Mais surtout, la réputation de l’endroit venait du contenu des assiettes et des bulles qui remplissaient les verres. Des bolées devrait-on dire. L’animal à favoris qui ne voulait pas vieillir avait appris le métier de sa mère, qui elle-même devait également le tenir de sa mère, et l’on remontait ainsi de génération en génération jusqu’à l’origine de la crêpe. Aussi certainement que deux et deux font deux paires.
Gabriel savait exactement ce qu’il voulait, rien ni personne ne l’aurait fait dévier d’un iota dans ses choix. Tout d’abord le cidre devait être un Kerveguen, affiché sur les murs comme le cidre de l’Élysée. Non que Gabriel soit snob, loin de là, où encore branché politique, on s’éloigne encore plus, ou bien copain avec le Président actuel, on se situait maintenant à quelques années-lumière, mais il l’avait déjà goûté lors de son dernier passage et en était tombé amoureux. Il était toutefois vrai que dans les pique-niques présidentiels le Kerveguen avait ses entrées. La minute précédant cette rencontre avec l’aguicheuse bouteille dorée, il était persuadé que le cidre était normand, et qu’ailleurs il était uniquement produit à usage fond de sauce ou comme étape de transition entre le coca du préado (qui donne des boutons) et la bière (qui donne du poil au menton). Il avait désormais inversé les régions.
La fraîcheur de la première gorgée de cidre combinée au feu d’artifice des fines bulles était tout simplement orgasmique. Oubliée la bouteille bleue, oublié le chenin du matin. L’espace d’une fraction de seconde il entrevit le paradis derrière une lourde porte en bois, peuplé de pommes et de bulles.

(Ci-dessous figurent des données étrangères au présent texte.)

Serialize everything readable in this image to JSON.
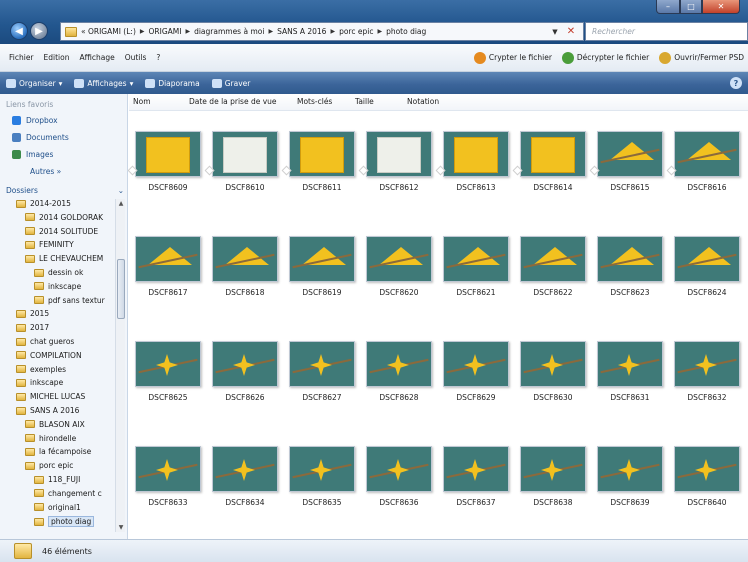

La jeune serveuse lui fit rouvrir les yeux et il commanda sa première complète. LA complète comme l’indiquait la carte. Ici point besoin de préciser froment ou blé noir (appelé sarrasin chez les puristes de confession orthodoxe), l’œuf (miroir) le jambon et le fromage ne se marient pas avec le sucré du froment. C’était ainsi et pas autrement. Ainsi parlait Roger !
Quatre crêpes, une bouteille rincée et trois mille calories plus tard, Gabriel avait définitivement franchi la lourde porte en bois de l’Eden. Il baignait dans le miel et le beurre, le fromage de chèvre, l’andouille et la pomme, le tout recouvert de chocolat fondu et de tranches de bananes. Quand on aime on ne compte pas. Les yeux mi-clos il mesurait la distance entre sa table et la porte d’entrée et se mit à raisonner en mètre / crêpe, puis en kilomètre/crêpe. À vue de nez, même si le sien ne voyait rien en ce moment, il lui fallait bien cent pas pour digérer une bouchée. Sachant que dans une crêpe il y a tant de bouchées… il arrivait après de longs calculs fastidieux à une marche digestive nécessaire de six kilomètres.
Il devait y aller ! Le devoir n’attend pas. Le homard non plus.